Rangun - Am fünften Tag nacheinander haben in Myanmar auch am Mittwoch wieder Hunderttausende Menschen, darunter viele Katholiken und buddhistische Mönche, mit Streiks, zivilem Ungehorsam und fantasievollen Aktionen gegen die Militärjunta protestiert. So demonstrierten junge Menschen in Plastikplanschbecken auf dem Rasen am Ufer des Inya-Sees in Rangun. "Unser Protest wird eine lange Reise sein. Deshalb müssen wir einen entspannten Weg finden, sie auszuhalten. Bis das Militär die Macht an die Regierung, die wir gewählt haben, zurückgibt, werden wir jeden Tag auf der Straße sein", sagte der 21 Jahre alte Ko Myo Thu Ko, einer der Demonstranten im Planschbecken, dem myanmarischen Nachrichtenportal Frontier Myanmar (FM).

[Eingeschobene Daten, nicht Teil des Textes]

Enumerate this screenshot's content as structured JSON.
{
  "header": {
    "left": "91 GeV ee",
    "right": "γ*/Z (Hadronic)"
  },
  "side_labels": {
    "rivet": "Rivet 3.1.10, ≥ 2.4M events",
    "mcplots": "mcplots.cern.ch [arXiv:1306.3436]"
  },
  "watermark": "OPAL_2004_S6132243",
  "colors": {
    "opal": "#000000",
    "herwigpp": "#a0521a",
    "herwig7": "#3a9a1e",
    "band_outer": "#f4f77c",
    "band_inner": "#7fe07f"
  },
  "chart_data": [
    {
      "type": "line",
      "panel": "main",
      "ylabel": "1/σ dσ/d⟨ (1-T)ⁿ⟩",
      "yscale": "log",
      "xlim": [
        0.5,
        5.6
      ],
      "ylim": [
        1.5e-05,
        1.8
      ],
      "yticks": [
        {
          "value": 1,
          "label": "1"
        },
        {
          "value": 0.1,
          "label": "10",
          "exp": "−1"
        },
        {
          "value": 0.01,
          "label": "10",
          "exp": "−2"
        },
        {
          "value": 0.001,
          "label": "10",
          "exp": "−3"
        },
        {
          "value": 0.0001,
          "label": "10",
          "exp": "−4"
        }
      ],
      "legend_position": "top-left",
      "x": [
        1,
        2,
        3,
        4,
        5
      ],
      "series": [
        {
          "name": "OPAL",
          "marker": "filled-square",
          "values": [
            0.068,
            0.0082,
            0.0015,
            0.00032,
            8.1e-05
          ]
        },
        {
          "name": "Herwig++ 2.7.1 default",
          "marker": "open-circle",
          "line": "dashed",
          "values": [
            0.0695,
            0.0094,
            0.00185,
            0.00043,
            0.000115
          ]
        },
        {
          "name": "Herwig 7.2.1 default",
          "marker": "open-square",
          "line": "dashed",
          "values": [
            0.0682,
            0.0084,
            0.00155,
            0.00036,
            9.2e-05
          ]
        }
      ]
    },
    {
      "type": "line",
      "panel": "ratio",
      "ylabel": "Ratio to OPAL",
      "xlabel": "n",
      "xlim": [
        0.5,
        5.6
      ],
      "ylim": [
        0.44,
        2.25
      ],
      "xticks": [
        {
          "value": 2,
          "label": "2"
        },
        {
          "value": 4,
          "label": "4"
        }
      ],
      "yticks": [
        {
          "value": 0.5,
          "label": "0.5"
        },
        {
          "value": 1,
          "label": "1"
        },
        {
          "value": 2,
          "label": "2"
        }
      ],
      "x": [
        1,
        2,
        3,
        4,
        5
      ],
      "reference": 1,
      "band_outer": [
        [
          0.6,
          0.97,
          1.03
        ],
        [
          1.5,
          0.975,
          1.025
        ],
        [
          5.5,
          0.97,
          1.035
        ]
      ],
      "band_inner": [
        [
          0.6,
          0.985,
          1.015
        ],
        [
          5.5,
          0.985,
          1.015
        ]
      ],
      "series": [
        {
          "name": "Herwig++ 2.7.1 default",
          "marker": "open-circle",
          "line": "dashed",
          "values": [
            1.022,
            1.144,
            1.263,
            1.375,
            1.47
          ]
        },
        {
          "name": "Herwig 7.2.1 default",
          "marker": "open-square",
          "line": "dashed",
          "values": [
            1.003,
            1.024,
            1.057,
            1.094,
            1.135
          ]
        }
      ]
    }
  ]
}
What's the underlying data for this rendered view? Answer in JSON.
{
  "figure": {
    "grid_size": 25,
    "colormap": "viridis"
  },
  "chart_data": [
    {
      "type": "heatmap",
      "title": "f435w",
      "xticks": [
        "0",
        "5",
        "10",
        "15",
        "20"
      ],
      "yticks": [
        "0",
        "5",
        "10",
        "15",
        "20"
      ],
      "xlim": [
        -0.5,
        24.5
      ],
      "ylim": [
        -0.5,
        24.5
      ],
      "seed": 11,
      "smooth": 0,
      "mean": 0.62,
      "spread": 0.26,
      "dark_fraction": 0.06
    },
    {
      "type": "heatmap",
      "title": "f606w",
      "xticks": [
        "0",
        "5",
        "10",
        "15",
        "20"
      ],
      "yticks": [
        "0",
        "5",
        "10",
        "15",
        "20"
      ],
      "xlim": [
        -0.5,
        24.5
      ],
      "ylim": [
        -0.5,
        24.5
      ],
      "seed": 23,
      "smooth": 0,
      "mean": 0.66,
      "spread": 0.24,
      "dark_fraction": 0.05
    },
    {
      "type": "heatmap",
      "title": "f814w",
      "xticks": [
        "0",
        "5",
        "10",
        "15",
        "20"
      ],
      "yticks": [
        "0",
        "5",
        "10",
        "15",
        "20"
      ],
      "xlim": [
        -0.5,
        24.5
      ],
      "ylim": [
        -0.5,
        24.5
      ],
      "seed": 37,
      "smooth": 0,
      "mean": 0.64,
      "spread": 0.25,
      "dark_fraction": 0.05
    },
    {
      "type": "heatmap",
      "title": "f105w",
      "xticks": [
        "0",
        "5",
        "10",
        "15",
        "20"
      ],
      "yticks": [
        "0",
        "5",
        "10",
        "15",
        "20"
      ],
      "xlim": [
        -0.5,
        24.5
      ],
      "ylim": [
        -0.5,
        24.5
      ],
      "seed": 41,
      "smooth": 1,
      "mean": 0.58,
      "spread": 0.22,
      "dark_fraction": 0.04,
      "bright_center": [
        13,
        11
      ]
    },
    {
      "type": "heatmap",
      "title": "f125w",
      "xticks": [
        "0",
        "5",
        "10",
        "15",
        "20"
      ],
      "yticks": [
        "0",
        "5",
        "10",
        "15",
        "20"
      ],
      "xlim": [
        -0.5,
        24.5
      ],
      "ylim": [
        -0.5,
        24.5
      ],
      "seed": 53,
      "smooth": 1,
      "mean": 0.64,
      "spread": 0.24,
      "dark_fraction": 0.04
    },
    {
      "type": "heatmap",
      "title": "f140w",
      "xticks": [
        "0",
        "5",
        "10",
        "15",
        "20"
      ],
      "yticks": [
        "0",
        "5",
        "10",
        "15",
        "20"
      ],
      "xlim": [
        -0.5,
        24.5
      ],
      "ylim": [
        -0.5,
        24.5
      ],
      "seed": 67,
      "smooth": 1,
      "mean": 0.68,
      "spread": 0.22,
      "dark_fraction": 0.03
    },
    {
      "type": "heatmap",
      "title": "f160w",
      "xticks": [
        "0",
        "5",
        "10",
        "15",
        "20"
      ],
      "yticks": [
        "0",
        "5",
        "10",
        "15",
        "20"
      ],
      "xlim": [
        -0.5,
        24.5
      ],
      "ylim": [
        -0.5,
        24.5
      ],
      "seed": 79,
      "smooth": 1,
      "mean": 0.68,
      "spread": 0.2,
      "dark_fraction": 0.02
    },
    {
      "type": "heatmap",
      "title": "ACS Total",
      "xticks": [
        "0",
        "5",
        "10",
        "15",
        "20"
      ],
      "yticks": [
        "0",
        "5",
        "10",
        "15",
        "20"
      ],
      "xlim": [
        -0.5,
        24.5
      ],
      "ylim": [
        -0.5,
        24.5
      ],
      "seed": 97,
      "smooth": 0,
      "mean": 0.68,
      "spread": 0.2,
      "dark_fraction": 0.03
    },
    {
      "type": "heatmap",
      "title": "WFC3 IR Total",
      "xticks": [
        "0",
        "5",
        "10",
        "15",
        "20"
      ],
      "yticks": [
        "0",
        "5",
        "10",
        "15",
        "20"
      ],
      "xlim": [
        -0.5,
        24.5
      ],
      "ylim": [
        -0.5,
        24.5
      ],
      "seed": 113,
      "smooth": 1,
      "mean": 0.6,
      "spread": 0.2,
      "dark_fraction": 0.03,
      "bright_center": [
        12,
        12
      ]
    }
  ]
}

Für große mediale Aufmerksamkeit sorgten auch mehr als einhundert Studentinnen, die sich als "Disney-Prinzessinnen" in Ballkleidern den Protestkundgebungen in Rangun angeschlossen hatten. "Wir wollen zeigen, dass auch junge Frauen gegen den Militärputsch sind. Wir dachten, diese Kostüme sind am besten geeignet, um darauf aufmerksam zu machen", sagte eine der Frauen gegenüber FM. Die Demonstranten fordern die Anerkennung der demokratischen Wahlen vom November und die Freilassung der inhaftierten Staatsrätin Aung San Suu Kyi.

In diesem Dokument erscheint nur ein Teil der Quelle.